Charles City College Hall, also known as Old Main, North Hall and Conservatory Hall, is a historic building located on the campus of Morningside College in Sioux City, Iowa, United States. Business leaders in the community established the University of the Northwest in 1889 to provide educational, cultural and economic growth in the city. Completed in 1890, this is the first building constructed for the college and it housed all of the school's functions. The exterior of the Richardsonian Romanesque structure is composed of quartzite. Local architect Charles P. Brown designed the building and John M. Poorbaugh was the contractor. By 1894 the university became a victim of the Panic of 1893, and the property was taken over by the Methodist Episcopal Church who incorporated Morningside College the same year.

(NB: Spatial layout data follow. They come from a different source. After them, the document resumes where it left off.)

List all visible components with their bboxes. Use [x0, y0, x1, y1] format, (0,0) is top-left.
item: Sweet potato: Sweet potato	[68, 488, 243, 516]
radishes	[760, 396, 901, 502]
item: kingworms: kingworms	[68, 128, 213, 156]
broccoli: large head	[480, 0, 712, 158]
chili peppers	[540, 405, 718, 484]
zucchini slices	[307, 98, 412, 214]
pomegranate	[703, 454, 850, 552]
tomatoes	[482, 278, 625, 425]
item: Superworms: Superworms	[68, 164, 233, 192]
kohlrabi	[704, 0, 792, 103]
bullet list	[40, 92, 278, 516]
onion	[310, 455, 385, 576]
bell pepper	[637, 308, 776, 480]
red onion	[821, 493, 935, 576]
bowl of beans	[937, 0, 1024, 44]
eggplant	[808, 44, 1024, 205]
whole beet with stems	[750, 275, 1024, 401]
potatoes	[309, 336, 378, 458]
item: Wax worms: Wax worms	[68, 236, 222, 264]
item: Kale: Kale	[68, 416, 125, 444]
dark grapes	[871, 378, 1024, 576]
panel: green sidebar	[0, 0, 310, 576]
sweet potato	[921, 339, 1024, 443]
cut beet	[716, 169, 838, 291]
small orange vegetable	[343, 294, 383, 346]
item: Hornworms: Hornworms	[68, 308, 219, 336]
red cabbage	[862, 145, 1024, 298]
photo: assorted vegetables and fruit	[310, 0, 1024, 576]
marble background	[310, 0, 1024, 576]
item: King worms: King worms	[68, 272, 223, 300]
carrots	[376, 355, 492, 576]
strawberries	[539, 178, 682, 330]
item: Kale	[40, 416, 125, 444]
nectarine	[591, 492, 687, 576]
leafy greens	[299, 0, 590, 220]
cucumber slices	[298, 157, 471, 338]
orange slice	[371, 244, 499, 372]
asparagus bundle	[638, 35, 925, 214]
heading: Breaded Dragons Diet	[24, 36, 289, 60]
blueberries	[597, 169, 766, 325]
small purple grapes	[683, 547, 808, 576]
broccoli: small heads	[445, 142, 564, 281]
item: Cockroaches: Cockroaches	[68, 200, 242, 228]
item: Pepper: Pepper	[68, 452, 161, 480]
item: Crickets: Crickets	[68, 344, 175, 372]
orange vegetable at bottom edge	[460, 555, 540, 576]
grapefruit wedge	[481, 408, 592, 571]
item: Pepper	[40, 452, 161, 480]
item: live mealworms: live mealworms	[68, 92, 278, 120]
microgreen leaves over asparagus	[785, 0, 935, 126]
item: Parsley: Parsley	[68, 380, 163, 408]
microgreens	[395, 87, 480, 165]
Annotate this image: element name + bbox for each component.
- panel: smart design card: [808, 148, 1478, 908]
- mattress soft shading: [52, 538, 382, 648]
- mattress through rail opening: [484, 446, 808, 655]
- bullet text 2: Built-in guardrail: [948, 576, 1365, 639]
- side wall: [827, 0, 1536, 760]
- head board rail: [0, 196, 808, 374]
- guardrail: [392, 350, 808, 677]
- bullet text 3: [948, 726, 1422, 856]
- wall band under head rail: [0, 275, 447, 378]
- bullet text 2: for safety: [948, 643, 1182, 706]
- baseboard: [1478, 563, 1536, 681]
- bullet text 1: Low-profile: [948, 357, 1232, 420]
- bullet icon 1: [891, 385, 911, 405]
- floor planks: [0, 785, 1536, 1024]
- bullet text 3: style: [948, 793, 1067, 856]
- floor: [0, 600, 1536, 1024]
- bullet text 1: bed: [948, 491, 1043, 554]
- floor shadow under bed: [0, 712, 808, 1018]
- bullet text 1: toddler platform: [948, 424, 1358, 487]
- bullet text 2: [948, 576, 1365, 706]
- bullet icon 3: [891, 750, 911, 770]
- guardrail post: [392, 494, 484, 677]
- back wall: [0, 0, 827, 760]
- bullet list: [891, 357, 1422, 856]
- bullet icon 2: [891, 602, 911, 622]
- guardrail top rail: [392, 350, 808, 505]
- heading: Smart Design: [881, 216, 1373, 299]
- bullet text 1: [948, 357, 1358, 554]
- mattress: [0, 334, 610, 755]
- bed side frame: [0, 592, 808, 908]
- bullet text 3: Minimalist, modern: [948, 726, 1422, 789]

Another building was built on campus in 1890 and this building became the music conservatory, which enhanced the cultural life of the community through its educational offerings and the concerts that were held here. The building was gutted in a fire in 1914, and it was rebuilt but without its original cross-gable roof and tower. The windowless roof dormers were added at that time as well. The architectural firm of Beuttler & Arnold planned the rebuilding and Coomer & Small was the contractor. It received its current name after Morningside College merged with Charles City College of the German Methodist Episcopal Church. It was individually listed on the National Register of Historic Places in 1983, and as a contributing property in the Morningside College Historic District in 1997.